Не раз мне приходилось убегать, прятаться. У матери-земли всегда находилось укрытие. Не говоря уж о густом лесе, оврагах и ямах, даже холмики и ложбинки не раз спасали нас от смерти. Я выросла на земле, вдыхала ее запах, валялась на траве, каждое лето спала в юрте, где пахло полынью и землей, и когда повзрослела, заневестилась уже, меня по-прежнему тянуло на зеленые лужайки, хотелось прижаться лицом к зелени. Но только теперь, в войну, оценила я это счастье по-настоящему. Земля зовет, притягивает к себе, она живая, добрая, она дарила мне минуты редкостной радости в детстве и юности моей, не оставляет меня и сейчас. Бывают минуты, когда прижимаешься к груди земли крепче, чем к груди любимого. У земли есть дыхание, есть жалость, она укрывает тебя и не отдает смерти. И я эту хмурую русскую землю с песчаными холмами, лесами и рощами, с небесами, затянутыми тучами, полюбила, как степи мои родные.
Война вовлекла в свой страшный водоворот миллионы людей. Но моя война кажется мне какой-то особенно противоестественной. Что бы вы почувствовали, если бы вам связали руки и толкнули в бой? Грудной ребенок связал мне руки. Я не могу взять винтовку, не могу стрелять.
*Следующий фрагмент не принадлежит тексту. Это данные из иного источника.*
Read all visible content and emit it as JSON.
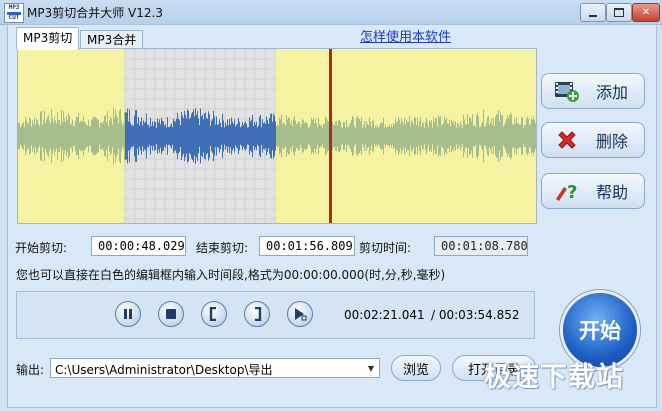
{
  "window": {
    "title": "MP3剪切合并大师 V12.3",
    "icon_text_top": "MP3",
    "icon_text_bottom": "CUT"
  },
  "tabs": [
    {
      "label": "MP3剪切",
      "selected": true
    },
    {
      "label": "MP3合并",
      "selected": false
    }
  ],
  "help_link": "怎样使用本软件",
  "side_buttons": {
    "add": {
      "label": "添加",
      "icon": "film-add-icon"
    },
    "delete": {
      "label": "删除",
      "icon": "red-x-icon"
    },
    "help": {
      "label": "帮助",
      "icon": "help-question-icon"
    }
  },
  "times": {
    "start_label": "开始剪切:",
    "start_value": "00:00:48.029",
    "end_label": "结束剪切:",
    "end_value": "00:01:56.809",
    "duration_label": "剪切时间:",
    "duration_value": "00:01:08.780"
  },
  "hint": "您也可以直接在白色的编辑框内输入时间段,格式为00:00:00.000(时,分,秒,毫秒)",
  "player": {
    "current_time": "00:02:21.041",
    "total_time": "/ 00:03:54.852",
    "buttons": [
      "pause-icon",
      "stop-icon",
      "mark-start-icon",
      "mark-end-icon",
      "play-selection-icon"
    ]
  },
  "start_button": "开始",
  "output": {
    "label": "输出:",
    "path": "C:\\Users\\Administrator\\Desktop\\导出",
    "browse_label": "浏览",
    "open_dir_label": "打开目录"
  },
  "watermark": "极速下载站",
  "colors": {
    "wave_background": "#f5f2a2",
    "selection_background": "#e3e3e3",
    "wave_green": "#a6bd8e",
    "wave_blue": "#3f6fb7",
    "playhead": "#b02a1a",
    "start_button": "#1d5fc5"
  }
}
Человек с оружием в горячке боя хоть на миг забывает о смерти, а человек с ребенком на руках даже защищаться не в состоянии — нечем и ждет каждую секунду не одну, а две смерти; страшно считать свист невидимых пуль над головой, изнывать, томиться, обессиливать, обливаясь холодным потом.
Единственное, что остается мне — убегать и прятаться. И я научилась падать, ползти, прыгать, и все это вместе с Дулатом. И если внезапно разгорается бой, а у меня на руках нет моего сына, мне кажется, что я словно потеряла что-то и чувствую обезоруженной себя.
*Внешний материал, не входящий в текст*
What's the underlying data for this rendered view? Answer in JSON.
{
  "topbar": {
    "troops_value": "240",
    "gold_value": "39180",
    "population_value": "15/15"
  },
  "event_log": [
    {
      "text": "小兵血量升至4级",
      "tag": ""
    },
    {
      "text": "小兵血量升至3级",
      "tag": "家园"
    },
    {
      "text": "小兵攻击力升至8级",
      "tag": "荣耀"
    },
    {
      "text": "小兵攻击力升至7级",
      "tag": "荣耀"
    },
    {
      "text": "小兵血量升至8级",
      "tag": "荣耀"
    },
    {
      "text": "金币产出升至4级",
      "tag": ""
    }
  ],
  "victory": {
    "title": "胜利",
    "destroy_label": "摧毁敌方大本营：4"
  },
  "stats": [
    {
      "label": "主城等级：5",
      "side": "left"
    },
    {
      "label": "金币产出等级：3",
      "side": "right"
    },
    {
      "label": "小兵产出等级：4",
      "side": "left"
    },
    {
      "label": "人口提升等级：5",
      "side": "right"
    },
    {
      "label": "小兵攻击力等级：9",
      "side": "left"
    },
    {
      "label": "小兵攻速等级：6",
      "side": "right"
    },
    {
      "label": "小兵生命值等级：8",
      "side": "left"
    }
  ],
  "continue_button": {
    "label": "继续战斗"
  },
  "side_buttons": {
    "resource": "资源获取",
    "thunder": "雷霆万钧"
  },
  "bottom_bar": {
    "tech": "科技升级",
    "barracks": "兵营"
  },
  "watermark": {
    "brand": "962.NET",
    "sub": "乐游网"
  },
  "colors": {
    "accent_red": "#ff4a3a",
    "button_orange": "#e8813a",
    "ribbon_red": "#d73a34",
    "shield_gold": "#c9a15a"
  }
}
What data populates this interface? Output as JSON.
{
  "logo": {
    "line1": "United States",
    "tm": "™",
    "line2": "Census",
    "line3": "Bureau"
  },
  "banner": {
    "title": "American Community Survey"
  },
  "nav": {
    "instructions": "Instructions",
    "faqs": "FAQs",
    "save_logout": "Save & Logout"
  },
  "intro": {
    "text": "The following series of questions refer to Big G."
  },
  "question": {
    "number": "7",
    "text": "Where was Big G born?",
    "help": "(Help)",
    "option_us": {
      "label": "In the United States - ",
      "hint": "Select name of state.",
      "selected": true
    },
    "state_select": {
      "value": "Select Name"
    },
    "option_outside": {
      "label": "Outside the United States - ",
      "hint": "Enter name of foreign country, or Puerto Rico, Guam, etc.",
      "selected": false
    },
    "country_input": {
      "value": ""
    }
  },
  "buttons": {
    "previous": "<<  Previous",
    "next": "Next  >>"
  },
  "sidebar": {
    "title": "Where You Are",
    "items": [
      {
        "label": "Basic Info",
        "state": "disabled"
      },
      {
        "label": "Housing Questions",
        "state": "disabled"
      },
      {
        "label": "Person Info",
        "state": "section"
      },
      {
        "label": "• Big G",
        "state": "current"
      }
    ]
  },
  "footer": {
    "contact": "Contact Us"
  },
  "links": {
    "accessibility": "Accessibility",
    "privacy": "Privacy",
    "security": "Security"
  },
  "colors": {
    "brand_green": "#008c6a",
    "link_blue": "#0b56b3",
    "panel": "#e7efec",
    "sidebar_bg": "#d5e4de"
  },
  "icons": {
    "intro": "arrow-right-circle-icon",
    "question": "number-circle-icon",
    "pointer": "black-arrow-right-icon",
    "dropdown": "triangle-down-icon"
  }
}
…Бывало, бабушка Камка глубоко о чем-то задумается и вдруг громко вздохнет всей грудью «уф». Так и теперь громко и тяжело вздохнули две пушки «уф, уф». После этого все опять затихло, даже мои малыши не подавали голоса. Каким-то непостижимым образом жизнь приучила их в самые напряженные моменты не только не плакать, но и не хныкать. То ли сами они тонко чувствуют, то ли общее настроение передается им, словом, когда люди мечутся в суматохе или в мрачном молчании ждут беды, они затихают. И когда у меня тяжело бывает на душе, они тоже это чувствуют. Вот и сейчас они возились себе тихонечко. Дулат ковырял землю обломком палки, маленькая Света, поскольку у нее в руках ничего не было, тоже ковыряла землю своим крохотным пальчиком, и оба погрузились в занятие свое, словно делали важное дело. Дети войны, они не знали, никогда не видели, что такое настоящая детская игрушка.
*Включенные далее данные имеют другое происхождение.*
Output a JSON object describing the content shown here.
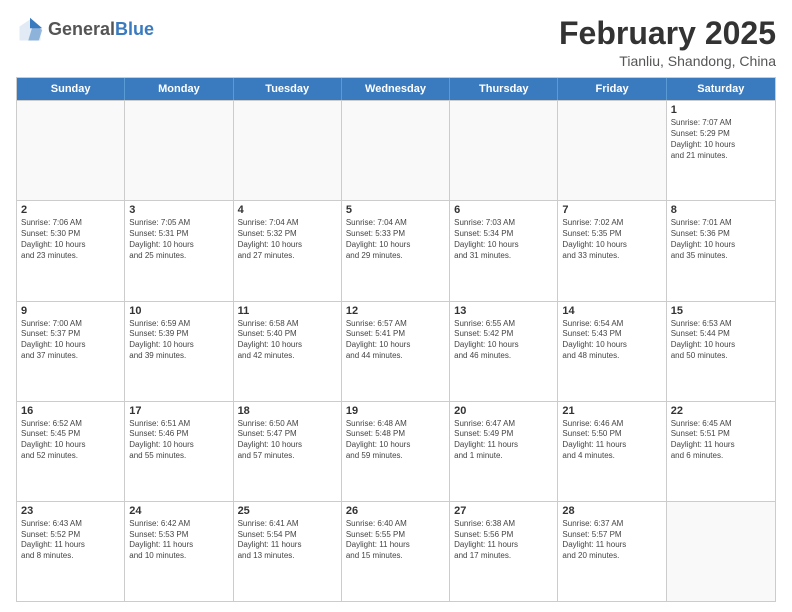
{
  "header": {
    "logo": {
      "general": "General",
      "blue": "Blue"
    },
    "title": "February 2025",
    "location": "Tianliu, Shandong, China"
  },
  "days_of_week": [
    "Sunday",
    "Monday",
    "Tuesday",
    "Wednesday",
    "Thursday",
    "Friday",
    "Saturday"
  ],
  "rows": [
    [
      {
        "day": "",
        "detail": ""
      },
      {
        "day": "",
        "detail": ""
      },
      {
        "day": "",
        "detail": ""
      },
      {
        "day": "",
        "detail": ""
      },
      {
        "day": "",
        "detail": ""
      },
      {
        "day": "",
        "detail": ""
      },
      {
        "day": "1",
        "detail": "Sunrise: 7:07 AM\nSunset: 5:29 PM\nDaylight: 10 hours\nand 21 minutes."
      }
    ],
    [
      {
        "day": "2",
        "detail": "Sunrise: 7:06 AM\nSunset: 5:30 PM\nDaylight: 10 hours\nand 23 minutes."
      },
      {
        "day": "3",
        "detail": "Sunrise: 7:05 AM\nSunset: 5:31 PM\nDaylight: 10 hours\nand 25 minutes."
      },
      {
        "day": "4",
        "detail": "Sunrise: 7:04 AM\nSunset: 5:32 PM\nDaylight: 10 hours\nand 27 minutes."
      },
      {
        "day": "5",
        "detail": "Sunrise: 7:04 AM\nSunset: 5:33 PM\nDaylight: 10 hours\nand 29 minutes."
      },
      {
        "day": "6",
        "detail": "Sunrise: 7:03 AM\nSunset: 5:34 PM\nDaylight: 10 hours\nand 31 minutes."
      },
      {
        "day": "7",
        "detail": "Sunrise: 7:02 AM\nSunset: 5:35 PM\nDaylight: 10 hours\nand 33 minutes."
      },
      {
        "day": "8",
        "detail": "Sunrise: 7:01 AM\nSunset: 5:36 PM\nDaylight: 10 hours\nand 35 minutes."
      }
    ],
    [
      {
        "day": "9",
        "detail": "Sunrise: 7:00 AM\nSunset: 5:37 PM\nDaylight: 10 hours\nand 37 minutes."
      },
      {
        "day": "10",
        "detail": "Sunrise: 6:59 AM\nSunset: 5:39 PM\nDaylight: 10 hours\nand 39 minutes."
      },
      {
        "day": "11",
        "detail": "Sunrise: 6:58 AM\nSunset: 5:40 PM\nDaylight: 10 hours\nand 42 minutes."
      },
      {
        "day": "12",
        "detail": "Sunrise: 6:57 AM\nSunset: 5:41 PM\nDaylight: 10 hours\nand 44 minutes."
      },
      {
        "day": "13",
        "detail": "Sunrise: 6:55 AM\nSunset: 5:42 PM\nDaylight: 10 hours\nand 46 minutes."
      },
      {
        "day": "14",
        "detail": "Sunrise: 6:54 AM\nSunset: 5:43 PM\nDaylight: 10 hours\nand 48 minutes."
      },
      {
        "day": "15",
        "detail": "Sunrise: 6:53 AM\nSunset: 5:44 PM\nDaylight: 10 hours\nand 50 minutes."
      }
    ],
    [
      {
        "day": "16",
        "detail": "Sunrise: 6:52 AM\nSunset: 5:45 PM\nDaylight: 10 hours\nand 52 minutes."
      },
      {
        "day": "17",
        "detail": "Sunrise: 6:51 AM\nSunset: 5:46 PM\nDaylight: 10 hours\nand 55 minutes."
      },
      {
        "day": "18",
        "detail": "Sunrise: 6:50 AM\nSunset: 5:47 PM\nDaylight: 10 hours\nand 57 minutes."
      },
      {
        "day": "19",
        "detail": "Sunrise: 6:48 AM\nSunset: 5:48 PM\nDaylight: 10 hours\nand 59 minutes."
      },
      {
        "day": "20",
        "detail": "Sunrise: 6:47 AM\nSunset: 5:49 PM\nDaylight: 11 hours\nand 1 minute."
      },
      {
        "day": "21",
        "detail": "Sunrise: 6:46 AM\nSunset: 5:50 PM\nDaylight: 11 hours\nand 4 minutes."
      },
      {
        "day": "22",
        "detail": "Sunrise: 6:45 AM\nSunset: 5:51 PM\nDaylight: 11 hours\nand 6 minutes."
      }
    ],
    [
      {
        "day": "23",
        "detail": "Sunrise: 6:43 AM\nSunset: 5:52 PM\nDaylight: 11 hours\nand 8 minutes."
      },
      {
        "day": "24",
        "detail": "Sunrise: 6:42 AM\nSunset: 5:53 PM\nDaylight: 11 hours\nand 10 minutes."
      },
      {
        "day": "25",
        "detail": "Sunrise: 6:41 AM\nSunset: 5:54 PM\nDaylight: 11 hours\nand 13 minutes."
      },
      {
        "day": "26",
        "detail": "Sunrise: 6:40 AM\nSunset: 5:55 PM\nDaylight: 11 hours\nand 15 minutes."
      },
      {
        "day": "27",
        "detail": "Sunrise: 6:38 AM\nSunset: 5:56 PM\nDaylight: 11 hours\nand 17 minutes."
      },
      {
        "day": "28",
        "detail": "Sunrise: 6:37 AM\nSunset: 5:57 PM\nDaylight: 11 hours\nand 20 minutes."
      },
      {
        "day": "",
        "detail": ""
      }
    ]
  ]
}
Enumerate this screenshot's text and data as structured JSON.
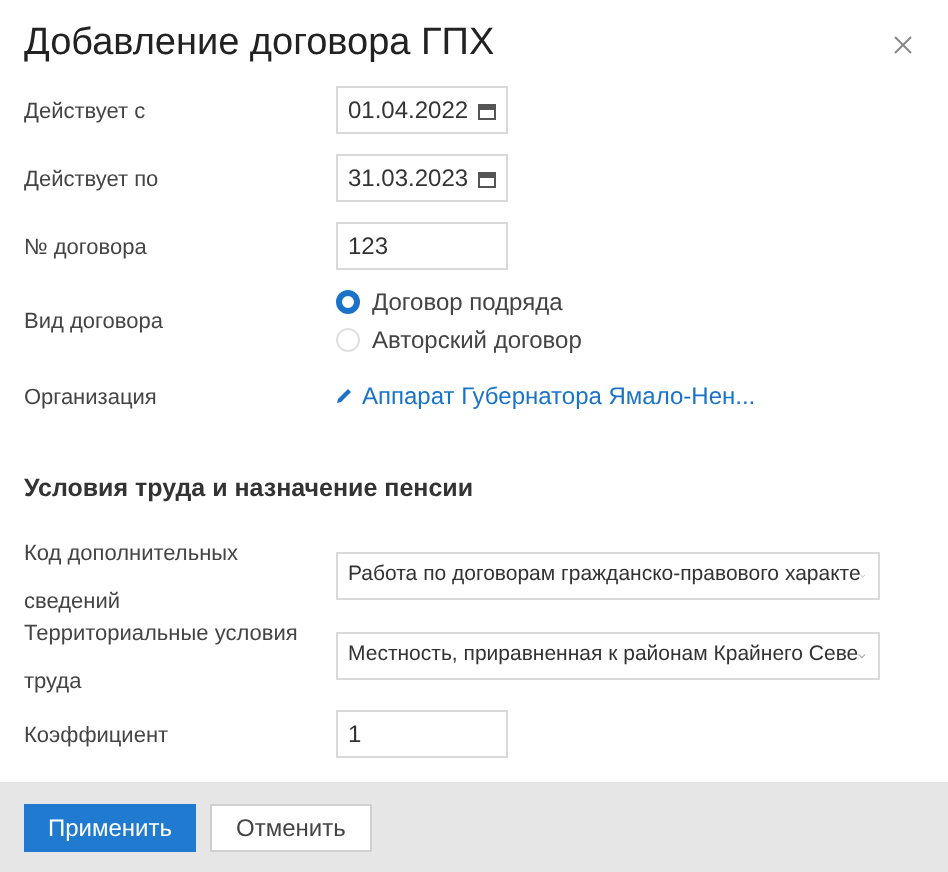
{
  "title": "Добавление договора ГПХ",
  "fields": [
    {
      "kind": "date",
      "label": "Действует с",
      "value": "01.04.2022"
    },
    {
      "kind": "date",
      "label": "Действует по",
      "value": "31.03.2023"
    },
    {
      "kind": "text",
      "label": "№ договора",
      "value": "123"
    },
    {
      "kind": "radio",
      "label": "Вид договора",
      "options": [
        {
          "label": "Договор подряда",
          "selected": true
        },
        {
          "label": "Авторский договор",
          "selected": false
        }
      ]
    },
    {
      "kind": "link",
      "label": "Организация",
      "value": "Аппарат Губернатора Ямало-Нен..."
    }
  ],
  "section": {
    "title": "Условия труда и назначение пенсии",
    "fields": [
      {
        "kind": "select",
        "label": "Код дополнительных сведений",
        "value": "Работа по договорам гражданско-правового характе"
      },
      {
        "kind": "select",
        "label": "Территориальные условия труда",
        "value": "Местность, приравненная к районам Крайнего Севе"
      },
      {
        "kind": "text",
        "label": "Коэффициент",
        "value": "1"
      }
    ]
  },
  "buttons": [
    {
      "label": "Применить",
      "kind": "primary"
    },
    {
      "label": "Отменить",
      "kind": "secondary"
    }
  ]
}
Я напряженно вслушиваюсь — грохот пушек затих, теперь жди атаки. Как будто собственными глазами вижу, как множество вражеских солдат двинулось, повалило, на снегу трудно разглядеть людей в белых халатах, шевелится, ходуном ходит снежное покрывало, и мелькают по нему округлые, темные прорехи — лица солдат, а по всей этой волнующейся массе порхают колючие огоньки автоматных очередей.
Впервые участвовала я в бою в небольшом редком леске, где мы укрылись на рассвете. Вспыхнула перестрелка, кольцом охватила рощицу. Я не знаю, с какой стороны идут вражеские солдаты и много их или мало. Партизаны торопливо схватились за оружие и открыли ответный огонь, прячась за пни и стволы берез. Издалека я услышала голос Касымбека, отдававшего команды, хотела побежать к нему, поднялась, но тут же легла опять. Я почувствовала, что нельзя искать у него защиты, в эти минуты он мне не муж, и я для него как все, как солдат его.
Мягко впивались в весеннюю землю пули. Ощущение обнаженности холодило мое тело и оно напряглось все, как будто перед щекоткой. Я пыталась закрыть собой малыша.